Research data movement is an important component in research data management discussions. In the 2019 position paper (https://www.earthcube.org/FAIR) ‘EarthCube adoption/promotion of principles embodied in the FAIR acronym for current and future activities’ the authors describe in their rationale for adoption of FAIR principles that “Data and knowledge integration through community reuse of data can lead to broad scientific advances on complex, multidisciplinary research topics. Scientific advances in many disciplines are greatly facilitated by open access to readily available and well-documented data, including observations, interpretations, metadata, and data resources”.
Data movement is a core component in making data readily available and hence FAIR. Effective data movement is not trivial but should not be a barrier to data sharing.
Effortless data sharing with no specific technical knowledge is the aim of effective research data movement. Beyond the technical there are also social bridges that assist in increasing knowledge around research data movement, such as peer learning and interdisciplinary collaboration. Encouraging researchers, data providers and innovators to openly share knowledge across technologies, disciplines, and countries can address data movement issues as volume continues to grow in a broadening group of domains.
The organisers of this BoF include eInfrastructure operators as well as science data providers. The list of invited participants at the time of writing is:
- DKRZ (climate data provider, .de)
- EGI (EOSC's default grid / compute eInfrastructure provider, .eu)
- Australian Biocommons (life science data provider, .au)
- NESI (eInfra operator, .nz)
- AARNet (eInfra operator, .au)
The organisers of this BoF aim to gain wider traction for concepts of data mobility that move away from one-off file transfers initiated by end users on an ad-hoc basis. Wider traction would mean greater economies of scale, lower barrier of entry towards new science disciplines, re-use of existing tooling, practices and infrastructure, and more stable career paths for eInfra support staff who specialise in data delivery engineering.
Experience shows that users that rely on ad-hoc scenarios tend not to have the tools required for the large volumes of data they are now working with (”You mean I can’t drag-and-drop a Terabyte directory structure?”), are insufficiently trained (What do I do when the transfer stalls, two days in?), and are under time pressure ("I need that Terabyte today!
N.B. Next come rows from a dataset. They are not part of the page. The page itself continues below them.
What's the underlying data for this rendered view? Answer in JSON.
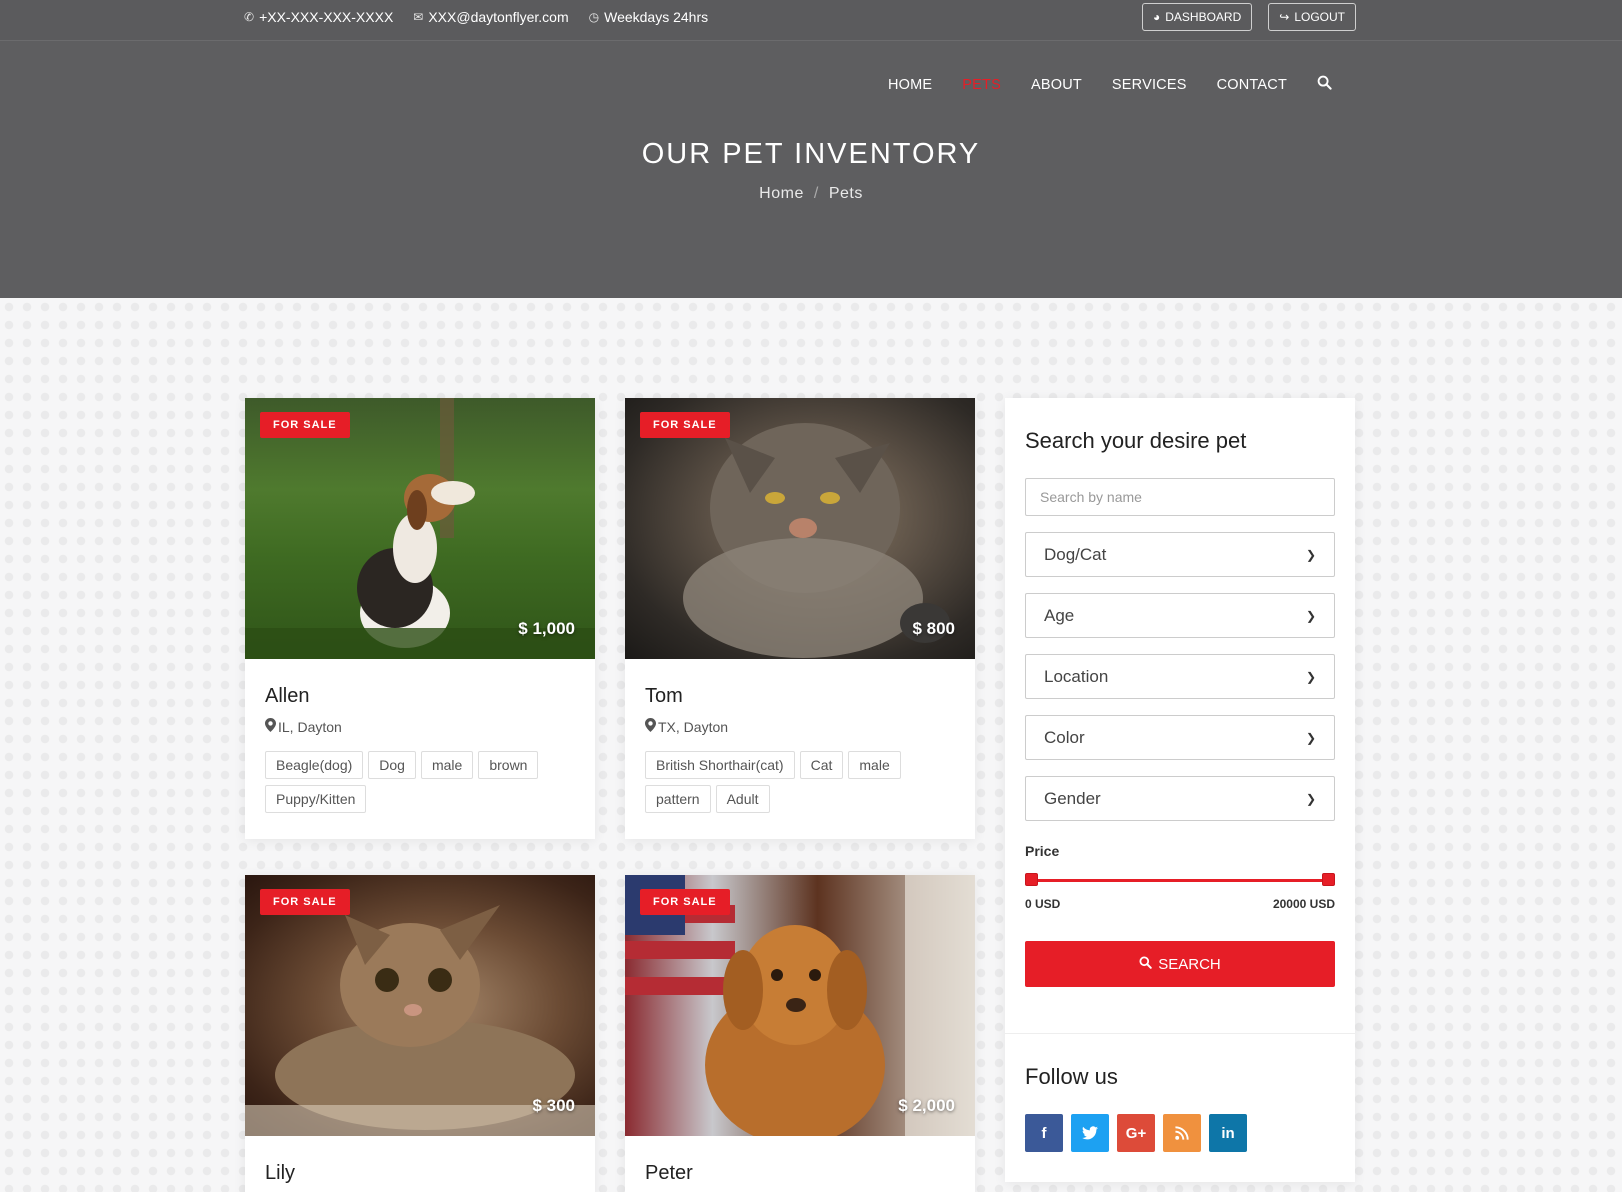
{
  "topbar": {
    "phone": "+XX-XXX-XXX-XXXX",
    "email": "XXX@daytonflyer.com",
    "hours": "Weekdays 24hrs",
    "dashboard_label": "DASHBOARD",
    "logout_label": "LOGOUT"
  },
  "nav": {
    "items": [
      {
        "label": "HOME"
      },
      {
        "label": "PETS"
      },
      {
        "label": "ABOUT"
      },
      {
        "label": "SERVICES"
      },
      {
        "label": "CONTACT"
      }
    ],
    "active": "PETS"
  },
  "hero": {
    "title": "OUR PET INVENTORY",
    "breadcrumb": [
      "Home",
      "Pets"
    ]
  },
  "pets": [
    {
      "badge": "FOR SALE",
      "price": "$ 1,000",
      "name": "Allen",
      "location": "IL, Dayton",
      "tags": [
        "Beagle(dog)",
        "Dog",
        "male",
        "brown",
        "Puppy/Kitten"
      ]
    },
    {
      "badge": "FOR SALE",
      "price": "$ 800",
      "name": "Tom",
      "location": "TX, Dayton",
      "tags": [
        "British Shorthair(cat)",
        "Cat",
        "male",
        "pattern",
        "Adult"
      ]
    },
    {
      "badge": "FOR SALE",
      "price": "$ 300",
      "name": "Lily"
    },
    {
      "badge": "FOR SALE",
      "price": "$ 2,000",
      "name": "Peter"
    }
  ],
  "sidebar": {
    "title": "Search your desire pet",
    "search_placeholder": "Search by name",
    "selects": [
      "Dog/Cat",
      "Age",
      "Location",
      "Color",
      "Gender"
    ],
    "price_label": "Price",
    "price_min": "0 USD",
    "price_max": "20000 USD",
    "price_range": [
      0,
      20000
    ],
    "search_button": "SEARCH",
    "follow_title": "Follow us",
    "socials": [
      "facebook",
      "twitter",
      "google-plus",
      "rss",
      "linkedin"
    ]
  },
  "colors": {
    "accent": "#e61e27",
    "header_bg": "#5e5e60",
    "facebook": "#3b5998",
    "twitter": "#1da1f2",
    "google": "#dd4b39",
    "rss": "#f0913e",
    "linkedin": "#0e76a8"
  }
}
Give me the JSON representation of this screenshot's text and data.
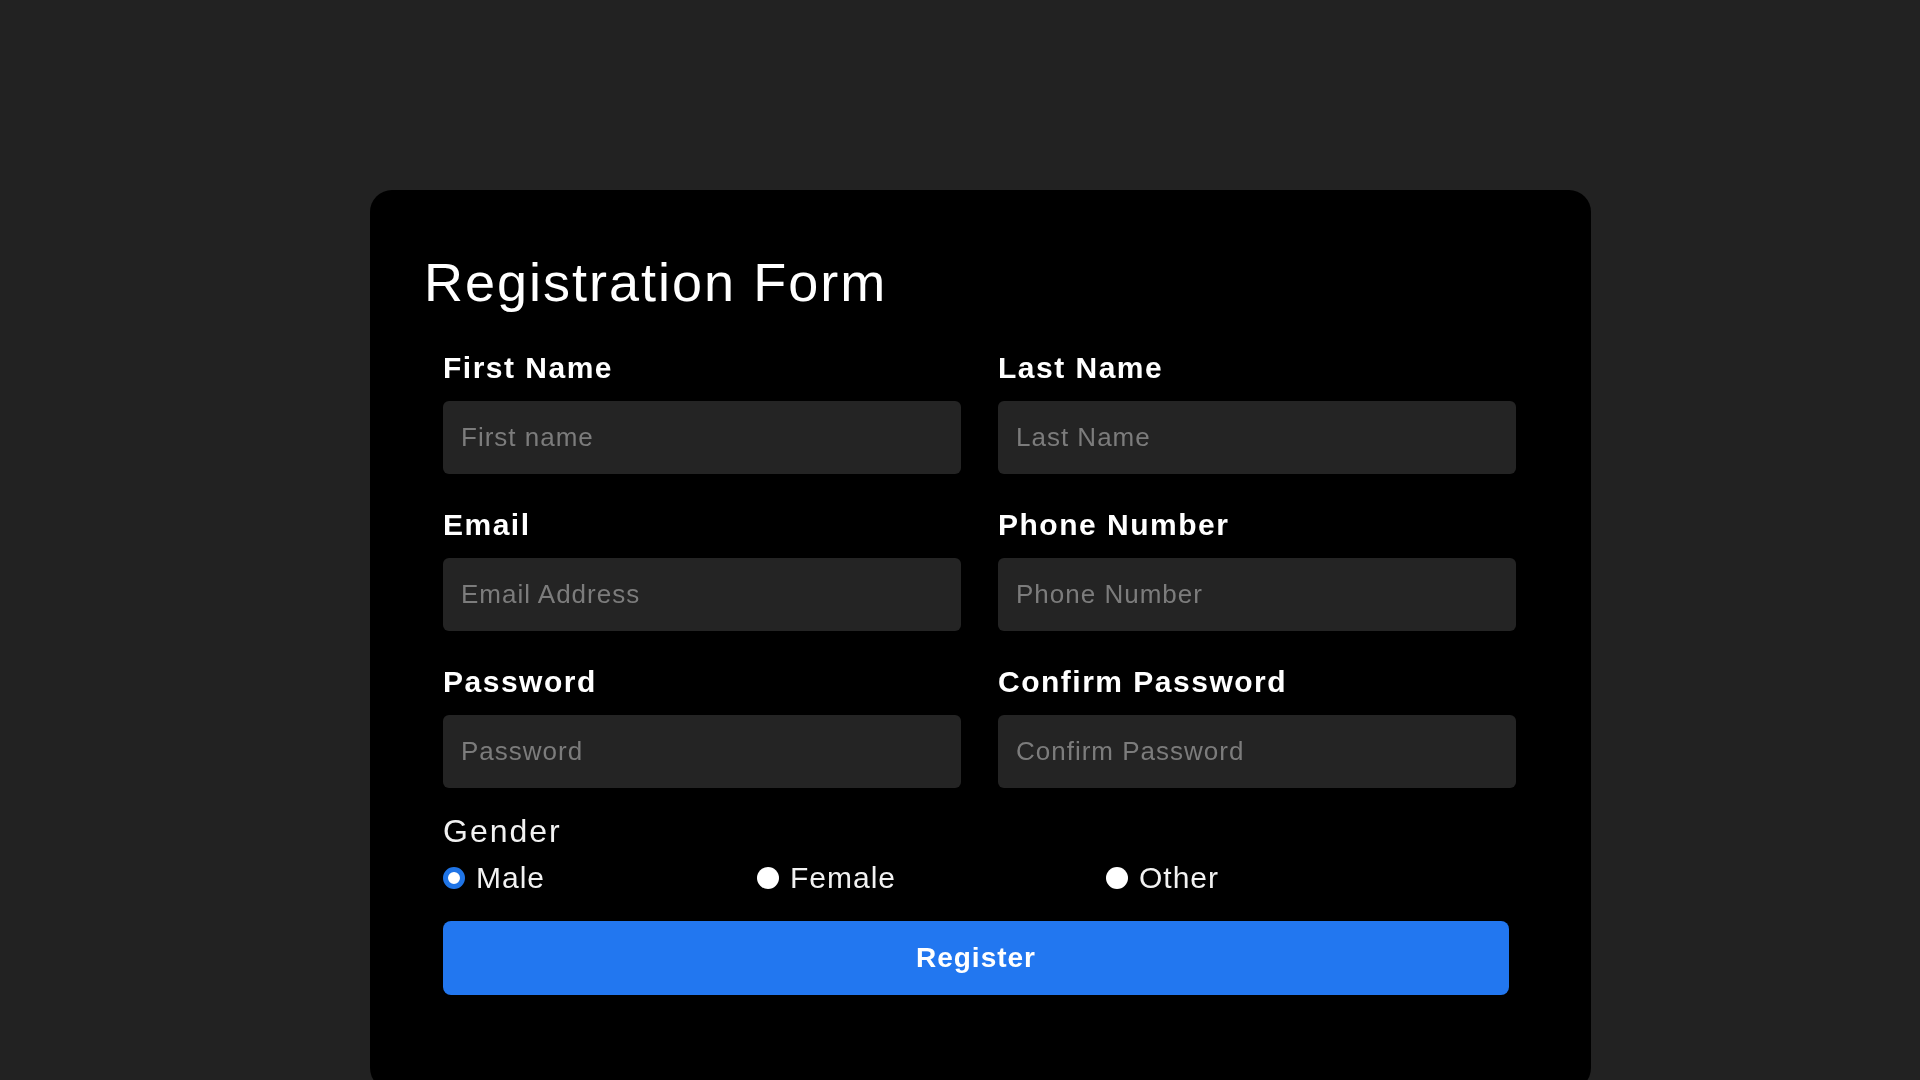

Nothing in the system says I should have started planning a week ago!).
Taking lessons from cases where big data research works well, the main concepts to consider are:
- Data placement. This is the act of making sure that the block of data to be operated on is made available at the correct location; typically “near” a compute facility. This also implies that a “phone book” is available showing all locations that a user can move their data to, and a rights/quota management system telling a user whether they are allowed to move their data to that specific location.
- Data scheduling. This builds on data placement, but adds workflow automation. Instead of engaging in data placement in a user operated, ad-hoc fashion, we now rely on research workflow tools. These tools know what data blocks will be needed at some point in data processing, where to find them, and can then request that they be placed in a location of choice. Significantly, what this step requires on top of the previous step is agreement between all users (“global agreement”) of the entire data system (”namespace”). This is how data blocks are uniquely identified, located and tracked during movement.
- Data integrity. This adds checks and versioning to data scheduling, so that all users of the global system can be assured that various copies of the same data in different locations are the same, can see who worked on them, and what changes were made. Proper versioning allows one to reverse a change if accidents occur.
The purpose of this BoF is to determine the levels of support and tooling required in various disciplines to move parts of their datasets to the paradigm above. It will investigate the transferability of tooling and practices existing in developed disciplines to new entrants. It will also investigate the merits of building partnerships between research disciplines with eInfrastructure providers to encourage these practices across domains.
For context, a few global scale science efforts already treat their data this way. As a result, some infrastructures to deal with placement, scheduling and integrity are also already in place. These could be investigated for transferability and best practice. In this BoF we will also discuss the potential for new communities wishing to adopt data scheduling paradigms, and how to add them to existing infrastructures. This may have benefits both for new entrants as well as for incumbents: at the Exabyte scale, operators tend to be receptive to efficiencies such as those gained by reused and pooled resources / funding.
If it is found that sufficient traction for the ideas described above exists, this and/or subsequent BoFs can focus on an action statement, linking together interested research disciplines with interested eInfrastructure operators. We suggest as a minimum to seek liaison with relevant SKA and CERN contacts; preferably, we would convince them to join a resultant WG or IG.